I have a dataset of over 300K rows and over 20 years. I'm trying to create a Load Duration Curve for every year for XX years (so # of MW used every hour of the year (8760 hours for every year or 8784 for leap year). Currently I make a new dataframe by filtering by year and then reordering by descending order of MW used (descending order for the curve) and then create another column to match the row order so that I can use that column as a placeholder for the x-axis. Seems pretty inefficient and could be difficult to update if needed (see playground for what I've been doing). I also don't want to use facet_wrap() because the graphs are too small for what is needed.
Dummy_file:
Where hrxhr is the running total of hours in a given year.
YEAR
MONTH
DAY
HOUR OF DAY
MW
Month_num
Date
Date1
hrxhr
2023
Dec
31
22
2416
12
2023-12-31
365
8758
2023
Dec
31
23
2412
12
2023-12-31
365
8759
2023
Dec
31
24
2400
12
2023-12-31
365
8760
2024
Jan
01
1
2271
12
2024-01-01
1
1
2023
Jan
01
2
2264
12
2024-01-01
1
2
### ------------ Load in source ------------ ###
dummy_file <- 'Dummydata.csv'
forecast_df <- read_csv(dummy_file)
### ---- Order df by MW (load) and YEAR ---- ###
ordered_df <- forecast_df[order(forecast_df$MW, decreasing = TRUE), ]
ordered_df <- ordered_df[order(ordered_df$YEAR, decreasing = FALSE), ]
### -------------- Playground -------------- ###
## Create a dataframe for the forecast for calendar year 2023
cy23_df <- ordered_df[ordered_df$YEAR == 2023,]

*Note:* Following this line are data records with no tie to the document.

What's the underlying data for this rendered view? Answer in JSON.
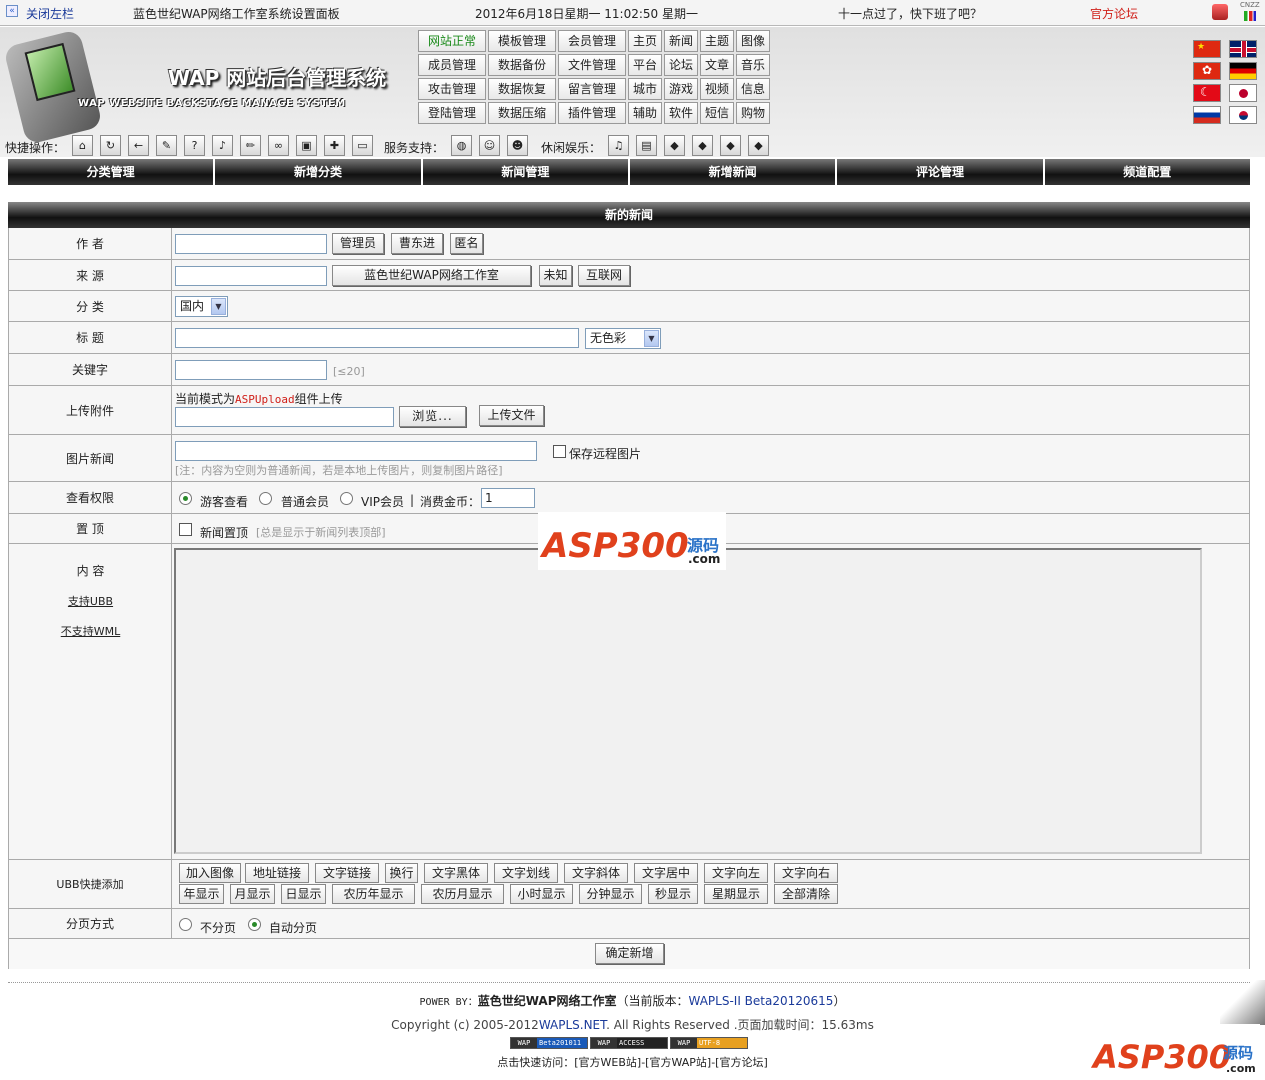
{
  "topbar": {
    "close_left": "关闭左栏",
    "site_title": "蓝色世纪WAP网络工作室系统设置面板",
    "datetime": "2012年6月18日星期一 11:02:50 星期一",
    "greeting": "十一点过了，快下班了吧？",
    "forum": "官方论坛",
    "cnzz": "CNZZ"
  },
  "logo": {
    "title": "WAP 网站后台管理系统",
    "subtitle": "WAP WEBSITE BACKSTAGE MANAGE SYSTEM"
  },
  "menu": [
    "网站正常",
    "模板管理",
    "会员管理",
    "主页",
    "新闻",
    "主题",
    "图像",
    "成员管理",
    "数据备份",
    "文件管理",
    "平台",
    "论坛",
    "文章",
    "音乐",
    "攻击管理",
    "数据恢复",
    "留言管理",
    "城市",
    "游戏",
    "视频",
    "信息",
    "登陆管理",
    "数据压缩",
    "插件管理",
    "辅助",
    "软件",
    "短信",
    "购物"
  ],
  "quick": {
    "ops": "快捷操作：",
    "service": "服务支持：",
    "leisure": "休闲娱乐："
  },
  "icons": [
    "home-icon",
    "refresh-icon",
    "back-icon",
    "pen-icon",
    "help-icon",
    "sound-icon",
    "pencil-icon",
    "link-icon",
    "box-icon",
    "puzzle-icon",
    "window-icon",
    "globe-icon",
    "user-icon",
    "user2-icon",
    "music-icon",
    "doc-icon",
    "game1-icon",
    "game2-icon",
    "game3-icon",
    "game4-icon"
  ],
  "flags": [
    "cn",
    "gb",
    "hk",
    "de",
    "tr",
    "jp",
    "ru",
    "kr"
  ],
  "tabs": [
    "分类管理",
    "新增分类",
    "新闻管理",
    "新增新闻",
    "评论管理",
    "频道配置"
  ],
  "panel": {
    "title": "新的新闻"
  },
  "form": {
    "author": {
      "label": "作 者",
      "btn1": "管理员",
      "btn2": "曹东进",
      "btn3": "匿名"
    },
    "source": {
      "label": "来 源",
      "btn1": "蓝色世纪WAP网络工作室",
      "btn2": "未知",
      "btn3": "互联网"
    },
    "category": {
      "label": "分 类",
      "value": "国内"
    },
    "title": {
      "label": "标 题",
      "color": "无色彩"
    },
    "keywords": {
      "label": "关键字",
      "hint": "[≤20]"
    },
    "upload": {
      "label": "上传附件",
      "mode_prefix": "当前模式为",
      "mode_name": "ASPUpload",
      "mode_suffix": "组件上传",
      "browse": "浏览...",
      "upload_btn": "上传文件"
    },
    "image": {
      "label": "图片新闻",
      "save_remote": "保存远程图片",
      "hint": "[注：内容为空则为普通新闻，若是本地上传图片，则复制图片路径]"
    },
    "perm": {
      "label": "查看权限",
      "opt1": "游客查看",
      "opt2": "普通会员",
      "opt3": "VIP会员",
      "sep": "|",
      "coin_label": "消费金币：",
      "coin_value": "1"
    },
    "top": {
      "label": "置 顶",
      "chk": "新闻置顶",
      "hint": "[总是显示于新闻列表顶部]"
    },
    "content": {
      "label": "内 容",
      "ubb": "支持UBB",
      "wml": "不支持WML"
    },
    "ubb": {
      "label": "UBB快捷添加",
      "row1": [
        "加入图像",
        "地址链接",
        "文字链接",
        "换行",
        "文字黑体",
        "文字划线",
        "文字斜体",
        "文字居中",
        "文字向左",
        "文字向右"
      ],
      "row2": [
        "年显示",
        "月显示",
        "日显示",
        "农历年显示",
        "农历月显示",
        "小时显示",
        "分钟显示",
        "秒显示",
        "星期显示",
        "全部清除"
      ]
    },
    "paging": {
      "label": "分页方式",
      "opt1": "不分页",
      "opt2": "自动分页"
    },
    "submit": "确定新增"
  },
  "footer": {
    "power_prefix": "POWER BY：",
    "power_name": "蓝色世纪WAP网络工作室",
    "version_prefix": "（当前版本：",
    "version": "WAPLS-II Beta20120615",
    "version_suffix": "）",
    "copyright_prefix": "Copyright (c) 2005-2012",
    "copyright_site": "WAPLS.NET",
    "copyright_suffix": ". All Rights Reserved .页面加载时间：15.63ms",
    "badges": [
      {
        "left": "WAP",
        "right": "Beta201011"
      },
      {
        "left": "WAP",
        "right": "ACCESS"
      },
      {
        "left": "WAP",
        "right": "UTF-8"
      }
    ],
    "quick_visit": "点击快速访问：[官方WEB站]-[官方WAP站]-[官方论坛]"
  },
  "watermark": {
    "text": "ASP300",
    "cn": "源码",
    "com": ".com"
  },
  "colors": {
    "accent_green": "#1a8a1a",
    "header_dark": "#111111",
    "upload_red": "#d0201a",
    "link_blue": "#1a3a9a"
  }
}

## Add placeholder column for graphing purposes (add order number)
cy23_df$placeholder <- row.names(cy23_df)
## Check df structure and change columns as needed
str(cy23_df)
# Change placeholder column from character to numeric for graphing purposes
cy23_df$placeholder <- as.numeric(cy23_df$placeholder)
# Check if changed correctly
class(cy23_df$placeholder) #YES
## Load duration curve - Interactive
LF_cy23_LDC <- plot_ly(cy23_df,
x= ~placeholder,
y= ~MW,
type= 'scatter',
mode = 'lines',
hoverinfo = 'text',
text = paste("Megawatts: ", cy23_df$MW,
"Date: ", cy23_df$MONTH, cy23_df$DAY,
"Hour: ", cy23_df$hrxhr)) %>%
layout(title = 'CY2023 Load Forecast - LDC')
# "Hour: ", orderby_MW$yrhour))
saveWidget(LF_cy23_LDC, "cy23_LDC.html")
Current Output for CY2023:
Yaxis Megawatts used (MW) and Xaxis is a placeholder (placeholder) and then I just repeat the playground code for the rest of the years, but change 2023 to 2024, then 2025, etc.
Sorry if this is a long post, tmi, or not enough information. I'm fairly new to R and this community. Many thanks for your help!
Simply generalize your playground process in a user-defined method, then iterate through years with lapply.
# USER DEFINED METHOD TO RUN A SINGLE YEAR
build_year_plot <- function(year) {
### -------------- Playground -------------- ###
## Create a dataframe for the forecast for calendar year
cy_df <- ordered_df[ordered_df$YEAR == year,]
## Add placeholder column for graphing purposes (add order number)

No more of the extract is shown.